A study of community views on a controversial wind farm development in Cornwall has found perceptions changed after construction. It suggests fear of living near wind farms can reduce over time, say researchers

As a renewable energy source, wind power has the potential to contribute towards international agreements to reduce carbon emissions.

Following the 2009 EU renewable energy directive, the UK proposed to derive 15% of its energy from renewable sources by 2020. As a result, in the last two decades, UK onshore wind power has become an increasingly important source of energy, generating 2.5% of the country’s electricity needs in 2013.

Despite strong public support at a national level, wind farm projects in the UK are often controversial, with significant local opposition to new developments due to concerns about their impact on the landscape and human health, as well as fears regarding the potential impact on wildlife and tourism.

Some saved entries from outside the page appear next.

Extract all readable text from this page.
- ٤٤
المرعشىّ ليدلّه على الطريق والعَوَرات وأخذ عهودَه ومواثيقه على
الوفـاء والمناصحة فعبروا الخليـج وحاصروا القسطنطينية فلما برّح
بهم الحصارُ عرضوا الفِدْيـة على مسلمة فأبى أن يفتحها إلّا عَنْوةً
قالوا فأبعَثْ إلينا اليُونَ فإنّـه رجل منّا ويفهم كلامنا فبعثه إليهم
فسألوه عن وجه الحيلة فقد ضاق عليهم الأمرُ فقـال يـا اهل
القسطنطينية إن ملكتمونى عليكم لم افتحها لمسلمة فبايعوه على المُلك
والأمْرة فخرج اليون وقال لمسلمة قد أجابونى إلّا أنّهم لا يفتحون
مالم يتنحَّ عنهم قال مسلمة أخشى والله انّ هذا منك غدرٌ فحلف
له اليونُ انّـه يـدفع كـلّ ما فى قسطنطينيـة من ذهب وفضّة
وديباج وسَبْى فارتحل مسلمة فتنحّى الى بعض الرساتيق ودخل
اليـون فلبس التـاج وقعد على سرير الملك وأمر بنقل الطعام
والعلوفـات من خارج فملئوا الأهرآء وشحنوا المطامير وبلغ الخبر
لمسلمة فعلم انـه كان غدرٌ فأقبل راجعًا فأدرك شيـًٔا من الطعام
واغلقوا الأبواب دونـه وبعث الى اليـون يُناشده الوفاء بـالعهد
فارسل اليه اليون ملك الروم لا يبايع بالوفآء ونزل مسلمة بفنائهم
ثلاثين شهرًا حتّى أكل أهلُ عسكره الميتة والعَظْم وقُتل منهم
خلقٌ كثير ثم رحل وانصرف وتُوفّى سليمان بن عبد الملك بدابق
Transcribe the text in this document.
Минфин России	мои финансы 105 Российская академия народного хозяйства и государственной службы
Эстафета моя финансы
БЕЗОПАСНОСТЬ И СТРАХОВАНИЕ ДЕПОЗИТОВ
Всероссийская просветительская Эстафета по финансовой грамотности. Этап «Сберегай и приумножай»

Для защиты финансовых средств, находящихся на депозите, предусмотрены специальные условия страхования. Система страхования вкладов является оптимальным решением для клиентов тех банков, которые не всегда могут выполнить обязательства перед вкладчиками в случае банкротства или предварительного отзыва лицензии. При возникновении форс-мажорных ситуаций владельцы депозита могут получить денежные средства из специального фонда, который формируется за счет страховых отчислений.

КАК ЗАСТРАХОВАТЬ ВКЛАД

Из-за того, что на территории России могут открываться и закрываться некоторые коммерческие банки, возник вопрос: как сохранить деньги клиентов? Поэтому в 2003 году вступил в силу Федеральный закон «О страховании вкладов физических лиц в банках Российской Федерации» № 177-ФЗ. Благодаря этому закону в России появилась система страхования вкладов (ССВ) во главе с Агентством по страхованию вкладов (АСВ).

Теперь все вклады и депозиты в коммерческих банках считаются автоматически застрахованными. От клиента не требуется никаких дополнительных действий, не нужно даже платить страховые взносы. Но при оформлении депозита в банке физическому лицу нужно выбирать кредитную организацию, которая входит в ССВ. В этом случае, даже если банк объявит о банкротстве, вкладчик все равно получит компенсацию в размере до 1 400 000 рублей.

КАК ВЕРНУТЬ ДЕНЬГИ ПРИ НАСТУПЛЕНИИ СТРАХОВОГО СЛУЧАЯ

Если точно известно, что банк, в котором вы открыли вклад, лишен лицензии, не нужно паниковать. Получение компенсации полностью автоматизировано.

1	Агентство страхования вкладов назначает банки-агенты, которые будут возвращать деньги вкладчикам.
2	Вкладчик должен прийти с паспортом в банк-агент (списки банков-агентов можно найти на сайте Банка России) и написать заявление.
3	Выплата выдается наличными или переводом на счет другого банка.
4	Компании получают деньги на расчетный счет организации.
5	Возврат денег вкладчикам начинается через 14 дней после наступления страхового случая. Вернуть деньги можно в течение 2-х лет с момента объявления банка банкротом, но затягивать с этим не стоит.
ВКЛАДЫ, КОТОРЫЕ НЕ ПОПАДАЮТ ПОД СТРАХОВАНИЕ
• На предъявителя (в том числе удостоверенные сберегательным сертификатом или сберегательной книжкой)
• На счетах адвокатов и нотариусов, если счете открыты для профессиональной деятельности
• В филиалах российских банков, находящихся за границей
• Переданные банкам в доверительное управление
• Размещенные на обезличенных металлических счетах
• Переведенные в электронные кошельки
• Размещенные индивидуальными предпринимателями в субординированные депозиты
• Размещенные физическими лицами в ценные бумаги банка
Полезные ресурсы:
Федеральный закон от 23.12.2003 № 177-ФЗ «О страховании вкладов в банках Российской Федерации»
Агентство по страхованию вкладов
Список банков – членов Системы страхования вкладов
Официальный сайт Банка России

Such opposition can delay and prevent the progress of wind farm projects. However, a number of studies have indicated that community perceptions towards wind farms are more favourable in the years following installation. Assessing public opinion towards these developments is important if wind power is to continue to be part of efforts to increase renewable energy use.

A study by researchers from Plymouth University used the Roskow Barton wind farm project in Cornwall as a case study, assessing community perceptions towards the wind farm prior to and five years after development. Although relatively small in scale, the wind farm was a highly contentious development with considerable local opposition — two planning applications were refused before the project was finally allowed to proceed.

The researchers conducted interviews with 52 randomly selected residents living within a 3km radius of the wind farm site. Prior to the turbine construction, 18 (34.5%) of the residents interviewed had objected to the proposals for a variety of reasons, including visual, noise, traffic and wildlife concerns. Six additional stakeholders were also interviewed; these included a local planning officer, a member of the Ramblers Association, two wind power operatives and a local parish councillor. Additional information was derived from Cornwall Council’s planning database, planning officer reports and appeal decisions on the development.

Five years after construction, 14 residents (27%) still disliked the wind turbines; however, the majority of residents had either neutral (54%) or positive views (14%). This included a number of residents who showed a complete change of attitude from opposition to favouring the wind farm. Half of the original 18 objectors changed their opinion to either ‘tolerate’, be ‘in favour’ of or be ‘strongly for’ the wind farm, suggesting a substantial change in attitudes post-installation.

Following construction, only six residents (12%) considered the visual impact of the turbines a concern, with the majority stating they are now used to seeing the turbines in their area. Noise impacts were the biggest concern, with 30% of residents stating that turbine noise kept them awake at night or was ‘irritating’.

Despite there still being mixed opinions on the wind farm, the community as a whole had become accustomed to the turbines and attitudes had become favourable. This finding echoes similar studies on wind farm developments and community impacts. The researchers concluded that wind farm developments should consult with communities over health, socio-economic and environmental concerns prior to turbine construction.

Collaboration can help to foster trust with communities and alleviate fears associated with wind farm development. Further research and policy approaches could explore the viability of using incentives, such as reduced electricity bills, for households in close proximity to wind farms in order to increase the support.